If to that superb, almost perfect, physical base that nature had given these Marquesans, to that sweetness simplicity, generosity, and trust acknowledged by all who know them, there could have been added a knowledge of the things we have learned; if by example and kindness they could have been given rounded and informed intelligence, what living there would have been in these islands!
All they needed was a brother who walked in the sunlight and showed the way.
A savage dance, a drama of the sea, of danger and feasting; the rape of the lettuce.
Drums were beating all the morning, thrilling the valley and mountain-sides with their barbaric boom-boom. The savage beat of them quickened the blood, stirring memories older than mankind, waking wild and primitive instincts. Toho’s eyes gleamed, and her toes curled and uncurled like those of a cat, while she told me that the afternoon would see an old dance, a drama of the sea, of war, and feasting such as the islands had known before the whites came.
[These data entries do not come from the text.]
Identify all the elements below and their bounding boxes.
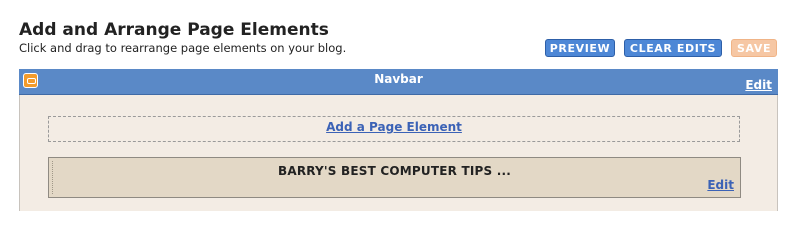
header-widget[interactable]: BARRY'S BEST COMPUTER TIPS ... Edit [48,157,741,198]
navbar-edit-link[interactable]: Edit [745,78,772,92]
widget-edit-link[interactable]: Edit [707,178,734,192]
add-page-element-box[interactable]: Add a Page Element [48,116,740,142]
preview-button[interactable]: PREVIEW [545,39,615,57]
add-page-element-link[interactable]: Add a Page Element [49,120,739,134]
widget-title: BARRY'S BEST COMPUTER TIPS ... [277,164,512,178]
save-button[interactable]: SAVE [731,39,777,57]
navbar-label: Navbar [374,72,423,86]
clear-edits-button[interactable]: CLEAR EDITS [624,39,722,57]
page-title: Add and Arrange Page Elements [19,20,329,40]
navbar-widget[interactable]: Navbar Edit [19,69,778,95]
page-subtitle: Click and drag to rearrange page element… [19,41,347,55]
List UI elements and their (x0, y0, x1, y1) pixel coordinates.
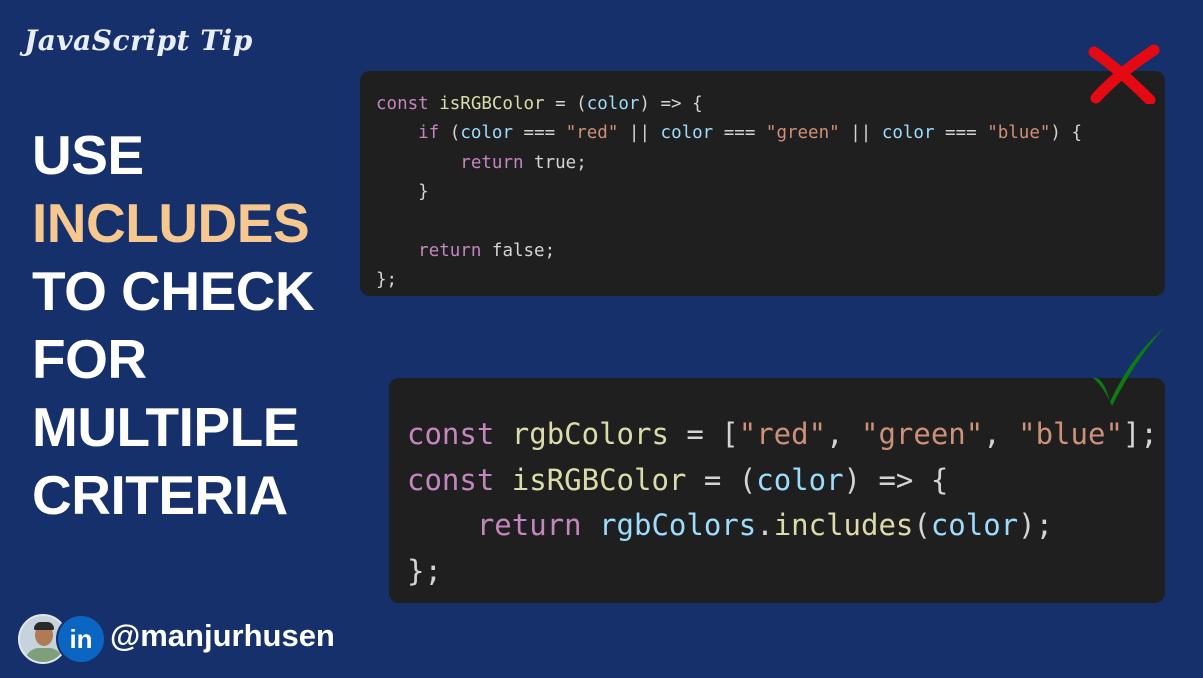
code-line: }; (376, 270, 398, 291)
bad-code-panel: const isRGBColor = (color) => { if (colo… (360, 71, 1165, 296)
headline-highlight: INCLUDES (32, 192, 310, 254)
code-line: const isRGBColor = (color) => { (407, 462, 949, 497)
good-code-block: const rgbColors = ["red", "green", "blue… (407, 412, 1158, 594)
headline-line: MULTIPLE (32, 396, 299, 458)
code-line: } (376, 182, 429, 203)
headline-line: FOR (32, 328, 147, 390)
tip-label: JavaScript Tip (24, 24, 253, 57)
code-line: return false; (418, 241, 556, 262)
headline-line: TO CHECK (32, 260, 315, 322)
code-line: const isRGBColor = (color) => { (376, 94, 703, 114)
headline: USE INCLUDES TO CHECK FOR MULTIPLE CRITE… (32, 121, 315, 529)
code-line: if (color === "red" || color === "green"… (418, 123, 1083, 144)
headline-line: USE (32, 124, 144, 186)
checkmark-icon (1093, 328, 1164, 406)
code-line: return rgbColors.includes(color); (476, 508, 1054, 542)
author-handle[interactable]: @manjurhusen (110, 618, 335, 654)
linkedin-icon[interactable]: in (56, 614, 106, 664)
good-code-panel: const rgbColors = ["red", "green", "blue… (389, 378, 1165, 603)
headline-line: CRITERIA (32, 464, 288, 526)
bad-code-block: const isRGBColor = (color) => { if (colo… (376, 90, 1082, 296)
code-line: return true; (460, 152, 587, 173)
code-line: }; (407, 553, 442, 588)
cross-icon (1088, 44, 1160, 104)
code-line: const rgbColors = ["red", "green", "blue… (407, 417, 1158, 451)
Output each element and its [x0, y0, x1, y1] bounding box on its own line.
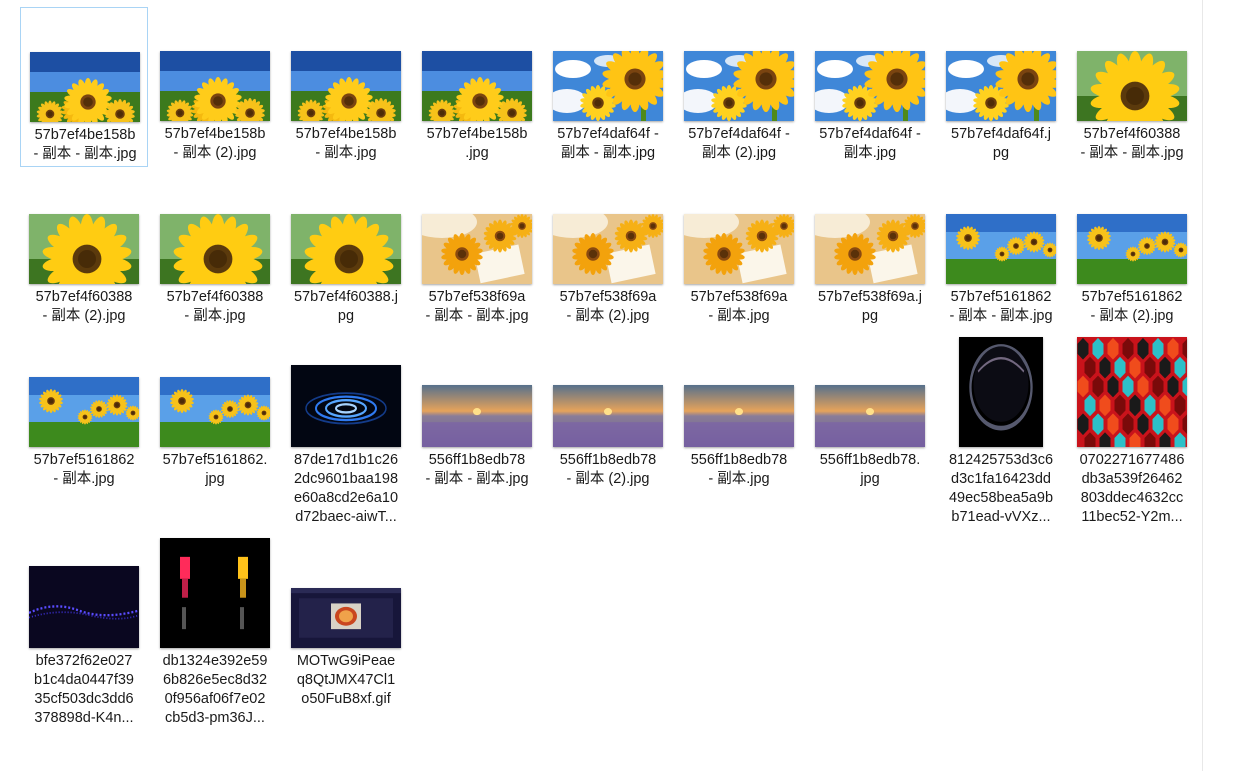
file-item[interactable]: 556ff1b8edb78. jpg [807, 334, 935, 494]
file-name: 57b7ef4f60388- 副本 (2).jpg [35, 289, 133, 324]
file-thumbnail [684, 51, 794, 121]
file-item[interactable]: MOTwG9iPeae q8QtJMX47Cl1 o50FuB8xf.gif [283, 535, 411, 725]
file-name: db1324e392e59 6b826e5ec8d32 0f956af06f7e02… [162, 653, 268, 726]
file-thumbnail [160, 214, 270, 284]
file-thumbnail [30, 52, 140, 122]
file-name: 556ff1b8edb78- 副本 - 副本.jpg [425, 452, 529, 487]
file-thumbnail [1077, 51, 1187, 121]
file-item[interactable]: 57b7ef4f60388.j pg [283, 171, 411, 331]
file-item[interactable]: 57b7ef4daf64f - 副本 (2).jpg [676, 8, 804, 168]
file-name: 57b7ef4be158b .jpg [426, 126, 528, 161]
file-name: 57b7ef538f69a - 副本 (2).jpg [559, 289, 657, 324]
file-thumbnail [291, 588, 401, 648]
file-name: 57b7ef4daf64f - 副本 - 副本.jpg [557, 126, 659, 161]
file-item[interactable]: 57b7ef4be158b - 副本 (2).jpg [152, 8, 280, 168]
file-item[interactable]: 556ff1b8edb78- 副本 (2).jpg [545, 334, 673, 494]
scrollbar-track[interactable] [1202, 0, 1203, 771]
file-item[interactable]: 0702271677486 db3a539f26462 803ddec4632cc 1… [1069, 334, 1197, 525]
file-item[interactable]: 57b7ef4be158b - 副本 - 副本.jpg [20, 7, 148, 167]
file-item[interactable]: 57b7ef5161862. jpg [152, 334, 280, 494]
file-name: 57b7ef4f60388- 副本.jpg [166, 289, 264, 324]
file-name: 57b7ef538f69a - 副本 - 副本.jpg [425, 289, 529, 324]
file-name: 57b7ef5161862- 副本.jpg [33, 452, 135, 487]
file-name: 556ff1b8edb78- 副本.jpg [690, 452, 788, 487]
file-name: 0702271677486 db3a539f26462 803ddec4632cc 1… [1079, 452, 1185, 525]
file-item[interactable]: 57b7ef4daf64f - 副本 - 副本.jpg [545, 8, 673, 168]
file-thumbnail [160, 377, 270, 447]
file-item[interactable]: bfe372f62e027 b1c4da0447f39 35cf503dc3dd6 3… [21, 535, 149, 726]
file-item[interactable]: 57b7ef4be158b - 副本.jpg [283, 8, 411, 168]
file-thumbnail [160, 51, 270, 121]
file-thumbnail [29, 214, 139, 284]
file-thumbnail [553, 214, 663, 284]
file-name: 57b7ef5161862- 副本 (2).jpg [1081, 289, 1183, 324]
file-item[interactable]: 87de17d1b1c26 2dc9601baa198 e60a8cd2e6a10 d… [283, 334, 411, 525]
file-item[interactable]: 57b7ef538f69a.j pg [807, 171, 935, 331]
file-name: 57b7ef4be158b - 副本.jpg [295, 126, 397, 161]
file-item[interactable]: 57b7ef4be158b .jpg [414, 8, 542, 168]
file-name: 556ff1b8edb78. jpg [819, 452, 921, 487]
file-thumbnail [815, 214, 925, 284]
file-name: 57b7ef4daf64f - 副本.jpg [819, 126, 921, 161]
file-thumbnail [946, 214, 1056, 284]
file-item[interactable]: 57b7ef4daf64f - 副本.jpg [807, 8, 935, 168]
file-thumbnail [291, 214, 401, 284]
file-name: 556ff1b8edb78- 副本 (2).jpg [559, 452, 657, 487]
file-item[interactable]: 57b7ef538f69a - 副本 - 副本.jpg [414, 171, 542, 331]
file-name: 87de17d1b1c26 2dc9601baa198 e60a8cd2e6a10 d… [293, 452, 399, 525]
file-thumbnail [684, 214, 794, 284]
file-name: 57b7ef4f60388.j pg [293, 289, 398, 324]
file-item[interactable]: 812425753d3c6 d3c1fa16423dd 49ec58bea5a9b b… [938, 334, 1066, 525]
file-name: MOTwG9iPeae q8QtJMX47Cl1 o50FuB8xf.gif [296, 653, 396, 707]
file-thumbnail [422, 214, 532, 284]
file-item[interactable]: 556ff1b8edb78- 副本 - 副本.jpg [414, 334, 542, 494]
file-item[interactable]: 57b7ef538f69a - 副本 (2).jpg [545, 171, 673, 331]
file-thumbnail [291, 51, 401, 121]
file-item[interactable]: 57b7ef4f60388- 副本 - 副本.jpg [1069, 8, 1197, 168]
file-name: 812425753d3c6 d3c1fa16423dd 49ec58bea5a9b b… [948, 452, 1054, 525]
file-item[interactable]: 57b7ef4f60388- 副本.jpg [152, 171, 280, 331]
file-thumbnail [29, 566, 139, 648]
file-item[interactable]: 57b7ef538f69a - 副本.jpg [676, 171, 804, 331]
file-name: 57b7ef5161862. jpg [162, 452, 268, 487]
file-thumbnail [291, 365, 401, 447]
file-name: 57b7ef538f69a.j pg [817, 289, 922, 324]
file-name: 57b7ef4f60388- 副本 - 副本.jpg [1080, 126, 1184, 161]
file-thumbnail [422, 385, 532, 447]
file-item[interactable]: 57b7ef5161862- 副本 - 副本.jpg [938, 171, 1066, 331]
file-name: bfe372f62e027 b1c4da0447f39 35cf503dc3dd6 3… [34, 653, 134, 726]
file-name: 57b7ef4daf64f.j pg [951, 126, 1051, 161]
file-thumbnail [684, 385, 794, 447]
file-thumbnail [815, 51, 925, 121]
file-thumbnail [160, 538, 270, 648]
file-thumbnail [946, 51, 1056, 121]
file-thumbnail [1077, 337, 1187, 447]
file-item[interactable]: 57b7ef4f60388- 副本 (2).jpg [21, 171, 149, 331]
file-thumbnail [1077, 214, 1187, 284]
file-thumbnail [815, 385, 925, 447]
file-name: 57b7ef5161862- 副本 - 副本.jpg [949, 289, 1053, 324]
file-thumbnail [553, 385, 663, 447]
file-item[interactable]: db1324e392e59 6b826e5ec8d32 0f956af06f7e02… [152, 535, 280, 726]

The air thrummed with the resonance of the drums. All morning I sat alone on my paepae, hearing them beat. The sound carried one back to the days when men first tied the skins of animals about hollow tree-trunks and thumped them to call the naked tribes together under the oaks of England. Those great drums beaten by the hands of Haabunai and Song of the Nightingale made one want to be a savage, to throw a spear, to dance in the moonlight.
Erase thirty years, and hear it in Atuona when the “long pig that speaks” was being carried through the jungle to the dark High Place! Then it was the thunder of the heavens, the voice of the old gods hungry for the flesh of their enemies.